Rowan Elqishawi, an 18-year-old Muslim woman who attended the event said her decision to cover her head in public has led to “indifference and stares.”

“It’s shattered my soul,” she said, “but strengthen my resolve. Being a Muslim woman is a bit more challenging in society than it is for men… When you see people oppressed on a daily basis, I can’t just sit there. So I try to change people’s perception and misconceived notions about Muslims.”

Hadeed’s comments at this week’s event are not the first time she has claimed Muslims in Alabama are the targets of Islamophobia.

Earlier this year she demanded an apology from Alabama Congressman Mo Brooks (R-AL5), who said Muslims want to “kill every homosexual in the United States.”
“There are provisions in the Koran…that if you follow them it instructs Muslims to kill certain types of people and homosexuals are right up there at the top,” Brooks said. “It’s pretty clear that Islamic doctrine says you are to kill homosexuals where you find them.”

Brooks’ comments came in the wake of the Orlando terrorist attack in which dozens of gay nightclub goers were slaughtered by a man who pledged allegiance to the so called Islamic State.

Brooks said Democrats have found themselves being pulled in different directions now that Muslims are gaining numbers and political power in the United States. By pursuing their votes, Brooks said, Democrats are risking alienating the LGBT vote, another core constituency.

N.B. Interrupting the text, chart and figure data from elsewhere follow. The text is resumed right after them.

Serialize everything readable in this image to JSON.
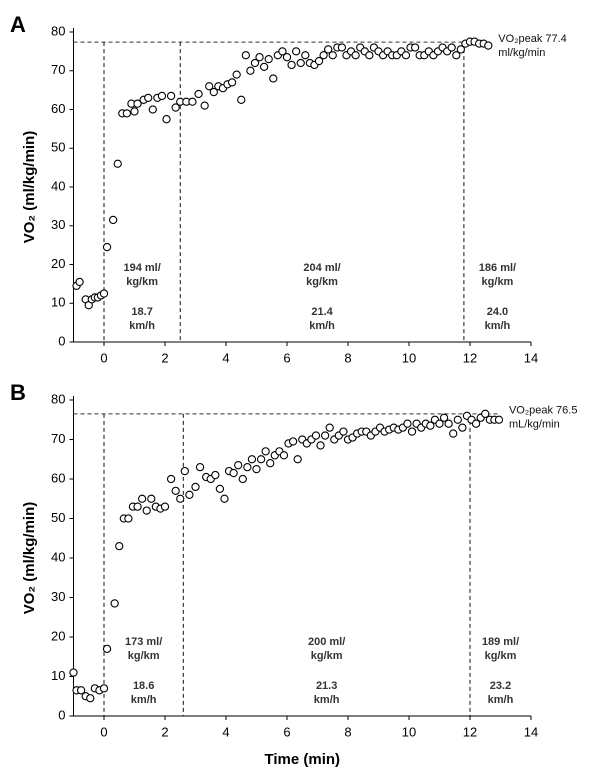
{
  "chart_data": [
    {
      "type": "scatter",
      "panel": "A",
      "ylabel": "VO₂ (ml/kg/min)",
      "x": [
        -0.9,
        -0.8,
        -0.6,
        -0.5,
        -0.4,
        -0.3,
        -0.2,
        -0.1,
        0,
        0.1,
        0.3,
        0.45,
        0.6,
        0.75,
        0.9,
        1.0,
        1.1,
        1.3,
        1.45,
        1.6,
        1.75,
        1.9,
        2.05,
        2.2,
        2.35,
        2.5,
        2.7,
        2.9,
        3.1,
        3.3,
        3.45,
        3.6,
        3.75,
        3.9,
        4.05,
        4.2,
        4.35,
        4.5,
        4.65,
        4.8,
        4.95,
        5.1,
        5.25,
        5.4,
        5.55,
        5.7,
        5.85,
        6.0,
        6.15,
        6.3,
        6.45,
        6.6,
        6.75,
        6.9,
        7.05,
        7.2,
        7.35,
        7.5,
        7.65,
        7.8,
        7.95,
        8.1,
        8.25,
        8.4,
        8.55,
        8.7,
        8.85,
        9.0,
        9.15,
        9.3,
        9.45,
        9.6,
        9.75,
        9.9,
        10.05,
        10.2,
        10.35,
        10.5,
        10.65,
        10.8,
        10.95,
        11.1,
        11.25,
        11.4,
        11.55,
        11.7,
        11.85,
        12.0,
        12.15,
        12.3,
        12.45,
        12.6
      ],
      "values": [
        14.5,
        15.5,
        11,
        9.5,
        11,
        11.5,
        11.5,
        12,
        12.5,
        24.5,
        31.5,
        46,
        59,
        59,
        61.5,
        59.5,
        61.5,
        62.5,
        63,
        60,
        63,
        63.5,
        57.5,
        63.5,
        60.5,
        62,
        62,
        62,
        64,
        61,
        66,
        64.5,
        66,
        65.5,
        66.5,
        67,
        69,
        62.5,
        74,
        70,
        72,
        73.5,
        71,
        73,
        68,
        74,
        75,
        73.5,
        71.5,
        75,
        72,
        74,
        72,
        71.5,
        72.5,
        74,
        75.5,
        74,
        76,
        76,
        74,
        75,
        74,
        76,
        75,
        74,
        76,
        75,
        74,
        75,
        74,
        74,
        75,
        74,
        76,
        76,
        74,
        74,
        75,
        74,
        75,
        76,
        75,
        76,
        74,
        75.5,
        77,
        77.5,
        77.5,
        77,
        77,
        76.5
      ],
      "color": "#000000",
      "xlim": [
        -1,
        14
      ],
      "xticks": [
        0,
        2,
        4,
        6,
        8,
        10,
        12,
        14
      ],
      "ylim": [
        0,
        80
      ],
      "yticks": [
        0,
        10,
        20,
        30,
        40,
        50,
        60,
        70,
        80
      ],
      "peak": 77.4,
      "peak_label": [
        "VO₂peak 77.4",
        "ml/kg/min"
      ],
      "phase_lines": [
        0,
        2.5,
        11.8
      ],
      "phase_labels": [
        {
          "economy": [
            "194 ml/",
            "kg/km"
          ],
          "speed": [
            "18.7",
            "km/h"
          ]
        },
        {
          "economy": [
            "204 ml/",
            "kg/km"
          ],
          "speed": [
            "21.4",
            "km/h"
          ]
        },
        {
          "economy": [
            "186 ml/",
            "kg/km"
          ],
          "speed": [
            "24.0",
            "km/h"
          ]
        }
      ]
    },
    {
      "type": "scatter",
      "panel": "B",
      "ylabel": "VO₂ (ml/kg/min)",
      "xlabel": "Time (min)",
      "x": [
        -1,
        -0.9,
        -0.75,
        -0.6,
        -0.45,
        -0.3,
        -0.15,
        0,
        0.1,
        0.35,
        0.5,
        0.65,
        0.8,
        0.95,
        1.1,
        1.25,
        1.4,
        1.55,
        1.7,
        1.85,
        2.0,
        2.2,
        2.35,
        2.5,
        2.65,
        2.8,
        3.0,
        3.15,
        3.35,
        3.5,
        3.65,
        3.8,
        3.95,
        4.1,
        4.25,
        4.4,
        4.55,
        4.7,
        4.85,
        5.0,
        5.15,
        5.3,
        5.45,
        5.6,
        5.75,
        5.9,
        6.05,
        6.2,
        6.35,
        6.5,
        6.65,
        6.8,
        6.95,
        7.1,
        7.25,
        7.4,
        7.55,
        7.7,
        7.85,
        8.0,
        8.15,
        8.3,
        8.45,
        8.6,
        8.75,
        8.9,
        9.05,
        9.2,
        9.35,
        9.5,
        9.65,
        9.8,
        9.95,
        10.1,
        10.25,
        10.4,
        10.55,
        10.7,
        10.85,
        11.0,
        11.15,
        11.3,
        11.45,
        11.6,
        11.75,
        11.9,
        12.05,
        12.2,
        12.35,
        12.5,
        12.65,
        12.8,
        12.95
      ],
      "values": [
        11,
        6.5,
        6.5,
        5,
        4.5,
        7,
        6.5,
        7,
        17,
        28.5,
        43,
        50,
        50,
        53,
        53,
        55,
        52,
        55,
        53,
        52.5,
        53,
        60,
        57,
        55,
        62,
        56,
        58,
        63,
        60.5,
        60,
        61,
        57.5,
        55,
        62,
        61.5,
        63.5,
        60,
        63,
        65,
        62.5,
        65,
        67,
        64,
        66,
        67,
        66,
        69,
        69.5,
        65,
        70,
        69,
        70,
        71,
        68.5,
        71,
        73,
        70,
        71,
        72,
        70,
        70.5,
        71.5,
        72,
        72,
        71,
        72,
        73,
        72,
        72.5,
        73,
        72.5,
        73,
        74,
        72,
        74,
        73,
        74,
        73.5,
        75,
        74,
        75.5,
        74,
        71.5,
        75,
        73,
        76,
        75,
        74,
        75.5,
        76.5,
        75,
        75,
        75
      ],
      "color": "#000000",
      "xlim": [
        -1,
        14
      ],
      "xticks": [
        0,
        2,
        4,
        6,
        8,
        10,
        12,
        14
      ],
      "ylim": [
        0,
        80
      ],
      "yticks": [
        0,
        10,
        20,
        30,
        40,
        50,
        60,
        70,
        80
      ],
      "peak": 76.5,
      "peak_label": [
        "VO₂peak 76.5",
        "mL/kg/min"
      ],
      "phase_lines": [
        0,
        2.6,
        12
      ],
      "phase_labels": [
        {
          "economy": [
            "173 ml/",
            "kg/km"
          ],
          "speed": [
            "18.6",
            "km/h"
          ]
        },
        {
          "economy": [
            "200 ml/",
            "kg/km"
          ],
          "speed": [
            "21.3",
            "km/h"
          ]
        },
        {
          "economy": [
            "189 ml/",
            "kg/km"
          ],
          "speed": [
            "23.2",
            "km/h"
          ]
        }
      ]
    }
  ]
}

“On the one hand, they’re trying to appeal to the gay community,” he explained, “but on the other hand they’re trying to also appeal to the Muslim community, which, if it had its way, would kill every homosexual in the United States of America.”

Hadeed responded by slamming Brooks for promoting Islamophobia.

“Congressman Brooks’ would seek to create division between the LGBTQIA (Lesbian, Gay, Bisexual, Transgender, Queer, Intersex and Asexual) and Muslim community standing shoulder-to-shoulder as we confront together hate crimes, bigotry, marginalization and discrimination” she said.

CAIR also invited Brooks to come to a mosque for a Ramadan dinner for an “open and frank dialogue.”

“American Muslims are committed to upholding equal rights and protections for all as the law of the land as enshrined in the U.S. Constitution,” Hadeed added.

Critics of CAIR have frequently claimed the group has ties to the Palestinian terrorist organization Hamas.

An FBI chart obtained by a Freedom of Information Act request late last year appears to show the U.S. government believes CAIR could be part of a labyrinth of organizations that were created to support Hamas in the West. CAIR was also listed as an unindicted co-conspirator in the Holy Land Foundation trial, which has been called “the largest terror-financing case in American history.” CAIR denies they have terrorist ties.